At Summer Camp With Mozart and Tchaikovsky
Louise Dorner was 14 when, during her summer break from school, she took part in a weeklong opera camp at the Salzburg Festival, the prestigious classical music event held every year in Mozart’s birthplace.
Joining other children between the ages of 9 and 17 at Schloss Arenberg, a 19th-century palace with a handsome sculpture park, she learned the cello part for an abridged version of Verdi’s opera “Falstaff,” then performed it on stage alongside a cellist from the Vienna Philharmonic (whom she recognized from televised concert broadcasts). Returning to the camp the next year from her home in Salzburg, she played Leonora, the female lead in Verdi’s “Il Trovatore,” silently acting and gesturing onstage as three fellow cast members (including her younger sister) narrated the plot.

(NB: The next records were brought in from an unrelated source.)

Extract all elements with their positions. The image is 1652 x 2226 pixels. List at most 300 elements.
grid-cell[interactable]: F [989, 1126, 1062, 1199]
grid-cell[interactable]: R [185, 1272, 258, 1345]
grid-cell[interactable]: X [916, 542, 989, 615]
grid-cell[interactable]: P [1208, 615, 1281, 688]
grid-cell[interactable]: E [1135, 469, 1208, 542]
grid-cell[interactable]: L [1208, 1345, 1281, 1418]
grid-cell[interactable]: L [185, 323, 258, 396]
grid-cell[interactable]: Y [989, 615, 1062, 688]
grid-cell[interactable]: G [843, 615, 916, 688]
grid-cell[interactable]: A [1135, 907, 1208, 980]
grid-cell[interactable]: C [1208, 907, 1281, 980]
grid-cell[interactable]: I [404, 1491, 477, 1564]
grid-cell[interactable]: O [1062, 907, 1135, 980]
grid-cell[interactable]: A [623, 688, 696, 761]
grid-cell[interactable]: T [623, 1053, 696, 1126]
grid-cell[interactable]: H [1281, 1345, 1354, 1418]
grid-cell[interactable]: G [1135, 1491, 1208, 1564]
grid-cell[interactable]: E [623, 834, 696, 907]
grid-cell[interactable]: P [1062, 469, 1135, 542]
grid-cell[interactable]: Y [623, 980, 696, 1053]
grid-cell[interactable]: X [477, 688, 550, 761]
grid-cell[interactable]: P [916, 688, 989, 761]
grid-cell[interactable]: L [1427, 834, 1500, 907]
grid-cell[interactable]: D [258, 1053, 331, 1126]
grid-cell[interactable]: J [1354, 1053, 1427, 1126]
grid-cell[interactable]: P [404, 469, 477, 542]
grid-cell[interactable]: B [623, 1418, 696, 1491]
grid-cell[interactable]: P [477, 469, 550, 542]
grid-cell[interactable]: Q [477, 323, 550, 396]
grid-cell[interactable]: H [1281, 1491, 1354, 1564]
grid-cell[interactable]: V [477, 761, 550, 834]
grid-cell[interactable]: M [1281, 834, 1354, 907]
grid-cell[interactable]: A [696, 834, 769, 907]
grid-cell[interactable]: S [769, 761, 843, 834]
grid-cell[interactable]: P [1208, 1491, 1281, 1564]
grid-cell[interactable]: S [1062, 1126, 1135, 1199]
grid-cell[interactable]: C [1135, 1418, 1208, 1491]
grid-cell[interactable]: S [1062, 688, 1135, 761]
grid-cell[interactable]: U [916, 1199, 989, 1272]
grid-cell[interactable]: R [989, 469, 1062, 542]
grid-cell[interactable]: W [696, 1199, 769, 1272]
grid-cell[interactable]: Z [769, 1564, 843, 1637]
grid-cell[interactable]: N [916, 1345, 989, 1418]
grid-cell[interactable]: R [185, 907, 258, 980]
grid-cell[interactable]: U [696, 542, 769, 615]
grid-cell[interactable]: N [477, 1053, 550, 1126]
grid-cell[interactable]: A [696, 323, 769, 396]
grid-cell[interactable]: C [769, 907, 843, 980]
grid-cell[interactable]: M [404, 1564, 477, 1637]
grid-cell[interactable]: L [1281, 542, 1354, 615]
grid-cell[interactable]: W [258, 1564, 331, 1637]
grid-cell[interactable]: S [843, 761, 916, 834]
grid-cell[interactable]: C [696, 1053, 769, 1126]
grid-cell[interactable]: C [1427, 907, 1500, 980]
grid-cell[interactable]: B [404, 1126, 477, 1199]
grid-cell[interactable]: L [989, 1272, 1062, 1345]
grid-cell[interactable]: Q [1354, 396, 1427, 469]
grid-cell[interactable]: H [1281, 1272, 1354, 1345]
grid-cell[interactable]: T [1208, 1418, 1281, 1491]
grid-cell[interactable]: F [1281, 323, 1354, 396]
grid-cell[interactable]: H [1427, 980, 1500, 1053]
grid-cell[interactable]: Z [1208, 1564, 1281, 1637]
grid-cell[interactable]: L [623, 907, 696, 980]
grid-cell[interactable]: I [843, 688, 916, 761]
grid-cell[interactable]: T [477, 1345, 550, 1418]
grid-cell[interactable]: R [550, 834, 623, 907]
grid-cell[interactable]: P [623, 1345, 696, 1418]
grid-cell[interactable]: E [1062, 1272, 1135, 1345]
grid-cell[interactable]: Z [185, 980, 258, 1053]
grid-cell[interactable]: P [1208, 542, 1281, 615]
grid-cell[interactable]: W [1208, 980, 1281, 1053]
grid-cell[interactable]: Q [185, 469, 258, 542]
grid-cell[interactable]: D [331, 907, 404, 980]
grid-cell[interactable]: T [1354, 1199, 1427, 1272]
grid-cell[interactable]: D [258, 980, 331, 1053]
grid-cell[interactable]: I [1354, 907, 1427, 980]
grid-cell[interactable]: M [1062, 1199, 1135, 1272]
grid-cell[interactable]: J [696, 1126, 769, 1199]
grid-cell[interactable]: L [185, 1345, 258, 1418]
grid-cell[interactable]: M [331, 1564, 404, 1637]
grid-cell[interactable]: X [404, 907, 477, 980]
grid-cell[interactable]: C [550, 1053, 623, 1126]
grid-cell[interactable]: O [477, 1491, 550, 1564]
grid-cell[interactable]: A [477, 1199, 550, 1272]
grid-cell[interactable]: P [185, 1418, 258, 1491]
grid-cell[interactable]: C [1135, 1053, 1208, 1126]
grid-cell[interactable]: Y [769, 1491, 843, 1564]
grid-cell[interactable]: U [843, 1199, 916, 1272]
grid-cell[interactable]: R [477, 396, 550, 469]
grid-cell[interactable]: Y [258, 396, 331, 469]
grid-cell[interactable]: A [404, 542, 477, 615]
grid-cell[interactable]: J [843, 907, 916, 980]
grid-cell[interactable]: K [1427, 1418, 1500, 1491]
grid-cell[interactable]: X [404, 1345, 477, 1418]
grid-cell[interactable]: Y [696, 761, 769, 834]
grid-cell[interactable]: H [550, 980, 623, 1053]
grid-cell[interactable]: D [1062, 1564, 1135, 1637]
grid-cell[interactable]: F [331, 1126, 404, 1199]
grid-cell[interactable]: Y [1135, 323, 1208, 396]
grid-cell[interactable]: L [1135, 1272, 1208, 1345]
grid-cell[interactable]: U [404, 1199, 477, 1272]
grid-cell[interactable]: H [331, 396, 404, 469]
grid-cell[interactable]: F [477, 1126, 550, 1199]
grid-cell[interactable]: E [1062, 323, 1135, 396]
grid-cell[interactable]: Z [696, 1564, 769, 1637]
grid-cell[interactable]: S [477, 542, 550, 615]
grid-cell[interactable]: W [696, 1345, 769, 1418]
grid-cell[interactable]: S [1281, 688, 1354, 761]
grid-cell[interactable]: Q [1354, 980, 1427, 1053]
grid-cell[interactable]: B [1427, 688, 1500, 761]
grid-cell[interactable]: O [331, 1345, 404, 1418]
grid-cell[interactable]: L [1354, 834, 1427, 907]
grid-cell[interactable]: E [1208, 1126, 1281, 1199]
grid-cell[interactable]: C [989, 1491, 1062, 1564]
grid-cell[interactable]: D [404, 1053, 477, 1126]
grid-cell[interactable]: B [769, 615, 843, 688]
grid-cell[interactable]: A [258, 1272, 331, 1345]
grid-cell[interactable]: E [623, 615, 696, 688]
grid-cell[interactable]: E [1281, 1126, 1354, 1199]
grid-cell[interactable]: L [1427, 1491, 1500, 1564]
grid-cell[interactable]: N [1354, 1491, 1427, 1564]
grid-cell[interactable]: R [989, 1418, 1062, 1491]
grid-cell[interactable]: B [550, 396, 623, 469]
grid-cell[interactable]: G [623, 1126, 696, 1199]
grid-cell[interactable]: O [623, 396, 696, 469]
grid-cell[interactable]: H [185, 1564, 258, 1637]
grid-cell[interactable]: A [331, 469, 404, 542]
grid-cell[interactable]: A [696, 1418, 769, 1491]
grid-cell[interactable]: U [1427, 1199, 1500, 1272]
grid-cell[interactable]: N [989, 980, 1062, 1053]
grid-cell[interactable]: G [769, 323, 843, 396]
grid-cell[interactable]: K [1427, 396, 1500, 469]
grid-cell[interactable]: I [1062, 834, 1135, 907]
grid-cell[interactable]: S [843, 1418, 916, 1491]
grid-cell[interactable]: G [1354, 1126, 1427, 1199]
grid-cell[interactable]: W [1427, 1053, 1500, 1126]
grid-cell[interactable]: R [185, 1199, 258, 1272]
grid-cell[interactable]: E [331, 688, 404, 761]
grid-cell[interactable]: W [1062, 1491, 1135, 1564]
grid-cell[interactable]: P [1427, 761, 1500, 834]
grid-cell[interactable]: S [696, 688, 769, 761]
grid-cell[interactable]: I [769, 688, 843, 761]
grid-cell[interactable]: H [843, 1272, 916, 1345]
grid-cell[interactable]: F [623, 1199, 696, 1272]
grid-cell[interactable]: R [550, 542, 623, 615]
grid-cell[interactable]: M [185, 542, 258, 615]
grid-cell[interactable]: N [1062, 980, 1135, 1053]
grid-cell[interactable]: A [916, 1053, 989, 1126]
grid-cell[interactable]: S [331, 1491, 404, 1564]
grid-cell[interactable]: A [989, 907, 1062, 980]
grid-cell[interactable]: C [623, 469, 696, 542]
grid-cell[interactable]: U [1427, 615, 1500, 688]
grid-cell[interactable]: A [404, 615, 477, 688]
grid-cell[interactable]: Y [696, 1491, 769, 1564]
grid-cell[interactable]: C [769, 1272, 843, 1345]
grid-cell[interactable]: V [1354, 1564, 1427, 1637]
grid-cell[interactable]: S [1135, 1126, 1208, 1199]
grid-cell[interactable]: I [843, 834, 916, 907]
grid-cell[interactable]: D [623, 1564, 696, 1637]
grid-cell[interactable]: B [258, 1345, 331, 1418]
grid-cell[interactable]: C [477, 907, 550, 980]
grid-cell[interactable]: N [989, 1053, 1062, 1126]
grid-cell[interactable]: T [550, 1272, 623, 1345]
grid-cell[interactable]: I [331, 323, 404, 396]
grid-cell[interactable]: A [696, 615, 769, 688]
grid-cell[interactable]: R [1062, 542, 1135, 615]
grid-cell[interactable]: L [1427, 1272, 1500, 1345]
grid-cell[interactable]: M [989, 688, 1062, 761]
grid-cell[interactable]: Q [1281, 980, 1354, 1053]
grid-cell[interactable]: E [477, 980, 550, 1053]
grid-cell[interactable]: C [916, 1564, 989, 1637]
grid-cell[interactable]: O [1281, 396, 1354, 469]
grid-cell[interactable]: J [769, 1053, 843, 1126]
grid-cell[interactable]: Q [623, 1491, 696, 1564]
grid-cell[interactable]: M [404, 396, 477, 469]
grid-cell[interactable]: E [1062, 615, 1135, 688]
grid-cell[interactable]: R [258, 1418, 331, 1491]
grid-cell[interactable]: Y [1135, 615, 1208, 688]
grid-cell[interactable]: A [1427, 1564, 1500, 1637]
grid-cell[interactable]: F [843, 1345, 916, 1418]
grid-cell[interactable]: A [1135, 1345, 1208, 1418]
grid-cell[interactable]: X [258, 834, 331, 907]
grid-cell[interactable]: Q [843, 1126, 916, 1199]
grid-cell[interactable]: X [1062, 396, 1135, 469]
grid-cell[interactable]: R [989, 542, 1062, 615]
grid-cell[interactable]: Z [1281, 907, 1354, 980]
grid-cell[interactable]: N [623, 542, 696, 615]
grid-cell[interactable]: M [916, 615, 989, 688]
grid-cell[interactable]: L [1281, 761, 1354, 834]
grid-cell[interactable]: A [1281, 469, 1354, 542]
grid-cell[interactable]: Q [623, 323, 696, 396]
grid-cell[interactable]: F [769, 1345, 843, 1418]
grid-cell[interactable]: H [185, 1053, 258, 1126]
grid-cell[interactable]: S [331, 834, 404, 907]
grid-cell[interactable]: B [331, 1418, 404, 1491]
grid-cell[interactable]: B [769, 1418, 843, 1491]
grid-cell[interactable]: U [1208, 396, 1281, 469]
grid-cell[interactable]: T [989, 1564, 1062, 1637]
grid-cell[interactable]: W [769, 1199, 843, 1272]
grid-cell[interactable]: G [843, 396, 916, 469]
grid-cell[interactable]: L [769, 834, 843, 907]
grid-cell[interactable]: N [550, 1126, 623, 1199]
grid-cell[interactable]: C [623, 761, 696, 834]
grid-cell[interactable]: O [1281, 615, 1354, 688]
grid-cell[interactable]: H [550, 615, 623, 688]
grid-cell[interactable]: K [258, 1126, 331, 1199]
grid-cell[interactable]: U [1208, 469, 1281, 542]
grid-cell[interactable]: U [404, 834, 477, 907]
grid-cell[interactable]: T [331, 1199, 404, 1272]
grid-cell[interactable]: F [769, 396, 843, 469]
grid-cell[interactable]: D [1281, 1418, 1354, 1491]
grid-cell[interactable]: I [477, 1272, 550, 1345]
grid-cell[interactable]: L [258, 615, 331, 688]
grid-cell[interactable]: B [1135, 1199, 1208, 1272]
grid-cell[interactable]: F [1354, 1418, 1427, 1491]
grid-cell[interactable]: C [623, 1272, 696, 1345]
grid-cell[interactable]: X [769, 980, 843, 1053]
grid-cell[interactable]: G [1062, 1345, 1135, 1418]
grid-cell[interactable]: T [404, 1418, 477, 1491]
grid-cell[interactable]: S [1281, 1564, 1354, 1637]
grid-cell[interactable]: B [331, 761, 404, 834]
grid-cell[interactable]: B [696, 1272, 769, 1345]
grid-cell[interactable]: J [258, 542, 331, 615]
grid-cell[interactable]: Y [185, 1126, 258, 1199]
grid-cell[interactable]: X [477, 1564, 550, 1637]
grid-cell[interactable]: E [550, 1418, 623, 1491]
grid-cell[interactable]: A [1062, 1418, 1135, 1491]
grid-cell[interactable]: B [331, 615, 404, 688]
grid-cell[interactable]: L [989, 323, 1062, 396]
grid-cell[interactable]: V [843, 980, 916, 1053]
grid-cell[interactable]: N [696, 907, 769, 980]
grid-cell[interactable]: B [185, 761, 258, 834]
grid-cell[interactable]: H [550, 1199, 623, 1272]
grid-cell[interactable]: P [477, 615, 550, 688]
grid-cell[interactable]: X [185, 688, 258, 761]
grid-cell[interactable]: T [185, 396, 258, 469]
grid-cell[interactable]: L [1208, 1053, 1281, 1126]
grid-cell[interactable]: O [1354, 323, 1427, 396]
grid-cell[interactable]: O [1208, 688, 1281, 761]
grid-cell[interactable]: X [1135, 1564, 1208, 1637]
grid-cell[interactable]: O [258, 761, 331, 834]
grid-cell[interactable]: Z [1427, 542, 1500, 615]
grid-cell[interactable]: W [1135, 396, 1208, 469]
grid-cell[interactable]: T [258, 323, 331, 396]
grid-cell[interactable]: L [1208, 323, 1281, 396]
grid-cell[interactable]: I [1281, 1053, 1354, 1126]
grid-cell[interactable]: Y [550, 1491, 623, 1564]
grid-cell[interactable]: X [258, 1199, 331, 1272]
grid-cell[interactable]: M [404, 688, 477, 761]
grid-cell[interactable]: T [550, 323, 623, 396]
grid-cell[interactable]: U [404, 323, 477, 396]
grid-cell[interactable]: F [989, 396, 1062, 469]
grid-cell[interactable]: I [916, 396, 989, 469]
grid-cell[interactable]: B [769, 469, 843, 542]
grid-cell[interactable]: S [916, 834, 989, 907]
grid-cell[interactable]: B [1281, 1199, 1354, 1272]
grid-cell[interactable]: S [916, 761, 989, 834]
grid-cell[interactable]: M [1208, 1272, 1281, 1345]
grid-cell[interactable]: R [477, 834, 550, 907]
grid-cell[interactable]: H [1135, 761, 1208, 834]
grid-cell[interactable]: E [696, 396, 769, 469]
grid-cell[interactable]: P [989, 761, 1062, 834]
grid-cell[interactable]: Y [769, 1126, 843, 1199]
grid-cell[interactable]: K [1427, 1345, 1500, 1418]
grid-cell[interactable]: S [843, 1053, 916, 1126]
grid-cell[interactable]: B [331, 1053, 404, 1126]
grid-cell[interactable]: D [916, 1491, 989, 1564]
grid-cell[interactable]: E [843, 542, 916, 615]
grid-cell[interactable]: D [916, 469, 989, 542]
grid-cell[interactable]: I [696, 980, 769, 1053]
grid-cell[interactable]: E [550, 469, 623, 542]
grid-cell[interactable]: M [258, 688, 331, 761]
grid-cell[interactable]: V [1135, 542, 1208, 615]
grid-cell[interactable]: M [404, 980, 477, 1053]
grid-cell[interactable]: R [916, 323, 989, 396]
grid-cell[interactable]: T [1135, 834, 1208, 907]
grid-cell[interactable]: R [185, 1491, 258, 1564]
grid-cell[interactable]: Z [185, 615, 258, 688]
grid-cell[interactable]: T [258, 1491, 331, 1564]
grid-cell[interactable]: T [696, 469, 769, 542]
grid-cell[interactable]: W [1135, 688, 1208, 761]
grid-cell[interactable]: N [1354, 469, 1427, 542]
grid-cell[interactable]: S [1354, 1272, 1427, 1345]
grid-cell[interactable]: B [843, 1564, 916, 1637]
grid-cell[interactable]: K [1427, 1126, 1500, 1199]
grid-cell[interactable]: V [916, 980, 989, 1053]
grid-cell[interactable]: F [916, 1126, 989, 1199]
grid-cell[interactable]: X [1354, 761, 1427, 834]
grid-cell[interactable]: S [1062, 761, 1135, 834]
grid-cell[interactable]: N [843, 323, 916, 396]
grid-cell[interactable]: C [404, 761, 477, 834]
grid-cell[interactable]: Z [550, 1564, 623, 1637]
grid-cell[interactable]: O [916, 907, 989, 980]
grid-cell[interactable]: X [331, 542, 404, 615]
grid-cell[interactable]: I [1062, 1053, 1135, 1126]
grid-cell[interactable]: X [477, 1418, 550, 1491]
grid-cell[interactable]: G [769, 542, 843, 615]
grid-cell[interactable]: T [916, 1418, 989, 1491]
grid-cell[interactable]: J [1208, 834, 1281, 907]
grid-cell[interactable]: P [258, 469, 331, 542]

“The Salzburg Festival, for a young person, is something very, very prestigious,” attended by “all these rich people,” Ms. Dorner, now 19 and soon to start her university studies in Amsterdam, said in a telephone interview. From a child’s standpoint, opera productions there are highbrow and remote, especially as “the plots are very difficult to understand,” she said, and “you don’t feel this connection.”
The Salzburg opera camps “change your perspective” completely, she added: By spending a week studying the music and story line of an opera, and rehearsing next to accomplished musicians from a major orchestra, “you feel closer: you don’t feel this distance.”